Sometimes, when money is short, students think they can get by without purchasing the assigned book; they'll try to manage by sharing a book with a friend or borrowing a copy from the library. That way lies madness. Students need the books to pass the class. If cost is an issue (and textbooks can be quite expensive), remember that most college bookstores sell used, as well as new, textbooks. And there are several Web sites where discount textbooks can be purchased. Wherever your student gets her book, she needs to be sure to obtain the edition the professor has specified.

 6.

"Nobody told me I had to start working on my final paper before the last week of class!"
Early in every college course, students receive a syllabus. This document outlines the course expectations, including readings, tests, and papers-often with specific deadlines. So students know, very early on, when major projects are due. Your student should become familiar with the syllabi for his courses, keep them handy, and refer to them often. Also, urge your child to be proactive: If he's unsure when the next big test or paper is, he should ask. Once again, it boils down to time management; sooner or later we all have to learn that the wages of procrastination are stress and work that's less than our best.

 7.

"There's nothing to do here."
Wrong! Every college campus offers a diverse array of student clubs, social and cultural events, intramural sports, and volunteer-service opportunities. In addition, students can use their ID to get free or discounted admission to many events in the wider community. Encourage your child to get involved in campus life, especially in those early days when it's easy to fall prey to homesickness. Getting involved is a great way to make friends, and campus participation and leadership will strengthen the student's résumé.

 8.

"I'm involved in so many activities that I don't have time for my school work."
The flip-side of the previous complaint. With so many choices and only 24 hours in a day, students must learn to select and prioritize. Learning when, and how, to say "no" is an important part of becoming an adult. Advise your student to beware of over-committing. Campus activities and social life are important, but they can distract young people from keeping their eyes on the ball. Remind your student that "the ball" is academics: learning as much as possible and earning that coveted sheepskin (preferably with honors) is what college is really about.

 9.

"I don't know what major to choose!"
Don't panic if your freshman seems unsure about his future career path. It's beneficial for students to explore their options and find out where their real interests lie. Practically speaking, required courses take up much of the first two years at most colleges. But by the second semester of his sophomore year, your student should be focusing on a particular area of interest. It's important for him to get to know his academic advisor, who can help him sort out his options and stay on track to graduate in four years. Please remember that a well-rounded education is as important as the specific degree. Often, career paths are not determined by college majors.

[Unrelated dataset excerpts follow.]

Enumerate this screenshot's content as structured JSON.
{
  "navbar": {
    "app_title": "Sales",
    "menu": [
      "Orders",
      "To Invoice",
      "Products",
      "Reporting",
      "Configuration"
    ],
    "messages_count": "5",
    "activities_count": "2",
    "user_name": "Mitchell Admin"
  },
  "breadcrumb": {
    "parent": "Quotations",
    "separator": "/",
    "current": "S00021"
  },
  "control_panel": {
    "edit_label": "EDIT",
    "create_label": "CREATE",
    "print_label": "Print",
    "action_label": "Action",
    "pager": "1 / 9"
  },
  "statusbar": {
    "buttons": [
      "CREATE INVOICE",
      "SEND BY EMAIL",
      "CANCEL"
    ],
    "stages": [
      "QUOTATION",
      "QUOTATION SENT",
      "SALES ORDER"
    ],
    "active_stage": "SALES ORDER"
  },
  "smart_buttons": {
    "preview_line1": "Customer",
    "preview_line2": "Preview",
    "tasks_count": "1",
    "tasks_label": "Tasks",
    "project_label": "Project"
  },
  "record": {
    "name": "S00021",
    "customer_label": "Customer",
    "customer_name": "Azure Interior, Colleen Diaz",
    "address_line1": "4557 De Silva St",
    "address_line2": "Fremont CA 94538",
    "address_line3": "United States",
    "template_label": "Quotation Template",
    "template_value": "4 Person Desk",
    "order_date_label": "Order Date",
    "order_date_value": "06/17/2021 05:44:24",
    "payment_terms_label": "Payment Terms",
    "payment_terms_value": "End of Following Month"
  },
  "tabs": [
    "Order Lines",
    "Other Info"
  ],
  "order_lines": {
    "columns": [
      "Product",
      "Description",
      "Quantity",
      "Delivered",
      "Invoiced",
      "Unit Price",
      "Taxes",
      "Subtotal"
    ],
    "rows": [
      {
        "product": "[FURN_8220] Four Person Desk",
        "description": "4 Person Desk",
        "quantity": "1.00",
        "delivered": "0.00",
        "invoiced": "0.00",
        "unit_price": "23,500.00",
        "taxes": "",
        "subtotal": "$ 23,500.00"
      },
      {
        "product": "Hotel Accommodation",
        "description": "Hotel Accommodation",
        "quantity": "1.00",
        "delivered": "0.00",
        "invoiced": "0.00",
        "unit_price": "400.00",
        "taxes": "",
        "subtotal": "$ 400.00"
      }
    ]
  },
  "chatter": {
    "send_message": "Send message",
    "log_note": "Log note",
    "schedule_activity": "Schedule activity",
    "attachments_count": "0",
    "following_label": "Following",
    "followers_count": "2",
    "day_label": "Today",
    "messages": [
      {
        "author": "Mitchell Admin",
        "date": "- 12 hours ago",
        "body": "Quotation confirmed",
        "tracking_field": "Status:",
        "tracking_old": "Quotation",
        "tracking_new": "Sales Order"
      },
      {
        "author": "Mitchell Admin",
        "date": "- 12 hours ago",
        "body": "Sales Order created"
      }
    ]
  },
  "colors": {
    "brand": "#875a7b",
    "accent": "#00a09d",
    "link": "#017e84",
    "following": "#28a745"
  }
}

10. "I'm destitute and suffering like never before ….please, PLEASE send money!"
About that new checking account—don't be overly generous. Freshmen living on campus have very few out-of-pocket expenses. After all, you've paid the room and board, tuition and fees. Most student activities are free or nominal in cost. Determine in advance with your student her monthly spending allowance. Establish limits and stick to them; learning to manage money is another important milestone on the road to adulthood. Your student may also want to consider campus employment. Most colleges offer students opportunities to work a few hours a week to earn spending money; these jobs provide good experience, and campus employers can be excellent references in the future. A final thought: Caution your child against those tempting credit-card offers. Credit cards are all too easy for college students to obtain; many students get one (or two or three) and quickly run up significant debt.
 
OK, now you can sit back and relax! Armed with this list, you are on the road to success as the parent of a freshman. Just remember that all college students experience first-year jitters and the growing pains associated with increased independence and responsibility. The occasional frantic call home probably isn't an indicator of serious trouble. The best gift you can give your emerging adult is ongoing communication: listen, be supportive, expect a few bumps in the road, and encourage your student to stick it out and work it out. Sure in the knowledge of your love and support, your child will be well prepared to embrace the challenges and opportunities of the next four years.

Frank Rizzo is the former dean for Student Development at Marymount University.